I trust Farmer’s Almanac more.
I wholeheartedly agree. However, the best Stagg could offer was marginal conditions. It was Ike who had the stones to make the hard decision to go.
The National Weather Service had issued a forecast of a storm in the Upper Midwest for November 9th and 10th, but predicted that it would pass south of Lake Superior and would have its most devastating impact on central Wisconsin, Lake Michigan, and the Lower Peninsula of Michigan. Based on that forecast, two ships -- the Edmund Fitzgerald and the Arthur M. Anderson -- left Wisconsin on November 9th and sailed eastward across Lake Superior.

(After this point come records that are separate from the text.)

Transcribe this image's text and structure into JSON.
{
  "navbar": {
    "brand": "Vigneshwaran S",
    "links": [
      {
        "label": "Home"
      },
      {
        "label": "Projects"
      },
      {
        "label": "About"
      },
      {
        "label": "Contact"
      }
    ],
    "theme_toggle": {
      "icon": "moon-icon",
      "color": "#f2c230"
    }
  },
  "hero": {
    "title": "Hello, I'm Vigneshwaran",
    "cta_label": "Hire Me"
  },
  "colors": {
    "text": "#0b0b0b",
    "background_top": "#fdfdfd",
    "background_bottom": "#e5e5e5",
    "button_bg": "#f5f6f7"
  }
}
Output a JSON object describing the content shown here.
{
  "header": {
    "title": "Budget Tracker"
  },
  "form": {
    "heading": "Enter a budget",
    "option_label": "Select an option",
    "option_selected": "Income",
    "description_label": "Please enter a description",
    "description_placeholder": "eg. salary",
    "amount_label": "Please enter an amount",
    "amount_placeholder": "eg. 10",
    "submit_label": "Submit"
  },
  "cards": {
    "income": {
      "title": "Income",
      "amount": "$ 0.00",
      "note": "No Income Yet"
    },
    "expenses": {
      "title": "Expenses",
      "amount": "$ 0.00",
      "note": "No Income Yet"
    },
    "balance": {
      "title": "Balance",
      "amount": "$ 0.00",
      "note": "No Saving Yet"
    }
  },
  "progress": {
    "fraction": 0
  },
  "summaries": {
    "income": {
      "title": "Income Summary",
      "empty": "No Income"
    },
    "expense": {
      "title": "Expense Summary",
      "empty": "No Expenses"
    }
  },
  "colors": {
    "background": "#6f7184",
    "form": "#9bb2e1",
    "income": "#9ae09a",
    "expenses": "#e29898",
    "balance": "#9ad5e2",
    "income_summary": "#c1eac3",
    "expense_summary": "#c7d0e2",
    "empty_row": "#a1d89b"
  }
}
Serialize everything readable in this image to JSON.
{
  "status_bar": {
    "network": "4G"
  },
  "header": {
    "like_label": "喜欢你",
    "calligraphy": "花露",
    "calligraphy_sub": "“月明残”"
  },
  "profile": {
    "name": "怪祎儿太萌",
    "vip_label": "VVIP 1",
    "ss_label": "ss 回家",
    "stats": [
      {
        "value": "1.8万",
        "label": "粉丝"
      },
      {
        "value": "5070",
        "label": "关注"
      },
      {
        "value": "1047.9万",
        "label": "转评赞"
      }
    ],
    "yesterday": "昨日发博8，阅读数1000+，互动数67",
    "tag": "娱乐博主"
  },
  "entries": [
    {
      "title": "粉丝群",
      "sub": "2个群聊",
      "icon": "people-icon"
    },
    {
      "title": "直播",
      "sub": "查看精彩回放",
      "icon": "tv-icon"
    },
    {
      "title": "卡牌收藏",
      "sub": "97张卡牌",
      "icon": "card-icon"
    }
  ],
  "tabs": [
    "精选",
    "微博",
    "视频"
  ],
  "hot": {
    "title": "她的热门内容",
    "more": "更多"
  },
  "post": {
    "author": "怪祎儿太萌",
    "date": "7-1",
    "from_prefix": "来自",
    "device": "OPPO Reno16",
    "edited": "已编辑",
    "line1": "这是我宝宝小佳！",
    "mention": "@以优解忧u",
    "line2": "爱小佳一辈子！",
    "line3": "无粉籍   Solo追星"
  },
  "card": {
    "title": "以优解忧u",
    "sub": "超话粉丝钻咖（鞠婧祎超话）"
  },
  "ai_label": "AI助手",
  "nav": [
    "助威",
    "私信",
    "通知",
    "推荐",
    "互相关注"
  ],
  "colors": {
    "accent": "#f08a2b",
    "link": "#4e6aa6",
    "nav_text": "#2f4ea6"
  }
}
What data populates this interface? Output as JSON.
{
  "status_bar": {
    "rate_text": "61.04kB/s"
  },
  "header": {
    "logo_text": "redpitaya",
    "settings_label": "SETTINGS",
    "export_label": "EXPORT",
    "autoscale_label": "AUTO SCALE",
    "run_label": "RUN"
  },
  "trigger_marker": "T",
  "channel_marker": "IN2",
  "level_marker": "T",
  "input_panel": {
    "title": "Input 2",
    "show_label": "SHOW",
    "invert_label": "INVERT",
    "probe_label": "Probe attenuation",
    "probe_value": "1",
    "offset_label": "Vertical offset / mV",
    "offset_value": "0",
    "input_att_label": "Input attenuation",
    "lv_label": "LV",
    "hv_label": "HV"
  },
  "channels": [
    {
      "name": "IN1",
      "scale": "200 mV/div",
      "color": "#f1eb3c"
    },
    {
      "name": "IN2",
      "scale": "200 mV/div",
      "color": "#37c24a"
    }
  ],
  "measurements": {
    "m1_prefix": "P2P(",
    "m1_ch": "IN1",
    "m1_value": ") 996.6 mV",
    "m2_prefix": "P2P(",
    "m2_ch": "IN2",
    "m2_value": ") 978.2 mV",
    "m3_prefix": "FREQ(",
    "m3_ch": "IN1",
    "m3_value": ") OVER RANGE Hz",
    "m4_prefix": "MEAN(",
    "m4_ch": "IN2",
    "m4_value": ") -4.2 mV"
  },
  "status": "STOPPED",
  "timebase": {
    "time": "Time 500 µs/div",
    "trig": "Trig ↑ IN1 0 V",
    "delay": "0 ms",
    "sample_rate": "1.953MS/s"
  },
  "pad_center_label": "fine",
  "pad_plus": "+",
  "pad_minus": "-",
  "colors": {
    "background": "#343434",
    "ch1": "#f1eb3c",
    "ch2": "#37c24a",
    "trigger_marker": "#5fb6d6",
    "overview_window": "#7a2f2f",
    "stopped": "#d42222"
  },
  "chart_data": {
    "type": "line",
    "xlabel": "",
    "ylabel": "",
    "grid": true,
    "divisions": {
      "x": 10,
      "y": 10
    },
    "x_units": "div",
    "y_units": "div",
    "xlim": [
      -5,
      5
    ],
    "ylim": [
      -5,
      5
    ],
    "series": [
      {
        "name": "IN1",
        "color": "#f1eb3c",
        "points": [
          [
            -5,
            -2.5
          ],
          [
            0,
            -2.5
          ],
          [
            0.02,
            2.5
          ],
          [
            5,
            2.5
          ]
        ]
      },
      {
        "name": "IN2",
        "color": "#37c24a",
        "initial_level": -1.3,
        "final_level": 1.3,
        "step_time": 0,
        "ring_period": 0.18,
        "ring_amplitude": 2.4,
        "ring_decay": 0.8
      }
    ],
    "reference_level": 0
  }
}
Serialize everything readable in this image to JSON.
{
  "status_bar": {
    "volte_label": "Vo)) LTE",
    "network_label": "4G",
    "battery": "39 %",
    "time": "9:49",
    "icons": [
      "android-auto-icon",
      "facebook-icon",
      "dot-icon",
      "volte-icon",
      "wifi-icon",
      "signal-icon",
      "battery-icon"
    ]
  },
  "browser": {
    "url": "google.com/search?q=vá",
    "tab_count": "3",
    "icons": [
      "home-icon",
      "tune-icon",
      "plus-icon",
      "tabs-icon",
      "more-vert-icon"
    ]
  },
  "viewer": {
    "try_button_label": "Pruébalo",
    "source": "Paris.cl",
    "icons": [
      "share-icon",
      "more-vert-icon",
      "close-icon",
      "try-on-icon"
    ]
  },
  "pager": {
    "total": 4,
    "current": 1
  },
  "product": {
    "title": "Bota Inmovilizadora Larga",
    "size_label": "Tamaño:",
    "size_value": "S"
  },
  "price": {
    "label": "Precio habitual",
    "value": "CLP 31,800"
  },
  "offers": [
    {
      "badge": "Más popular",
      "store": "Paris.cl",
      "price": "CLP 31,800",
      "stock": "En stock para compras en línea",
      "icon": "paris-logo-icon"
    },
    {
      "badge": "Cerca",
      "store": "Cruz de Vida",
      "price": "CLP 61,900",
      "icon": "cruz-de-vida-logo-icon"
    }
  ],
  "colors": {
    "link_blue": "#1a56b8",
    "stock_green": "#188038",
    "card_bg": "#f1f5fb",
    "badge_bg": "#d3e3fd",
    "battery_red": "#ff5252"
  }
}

Capt. Paquette, drawing on his years of experience sailing on the Great Lakes, ignored the National Weather Service forecast and predicted that the storm would sweep northward directly across Lake Superior. He departed from port and took a longer, slower route along the north shore of Lake Superior to protect his ship from the heavy seas that would form across open the stretches of water when the rotation pattern of the storm would bring the wind from the north and northwest.
Despite the longer/slower route, the Wilfred Sykes was the first ship on Lake Superior to reach its discharge port after the storm subsided and the search for the wreckage of the Edmund Fitzgerald began.
That's the kind of weather forecaster I want piloting my ship!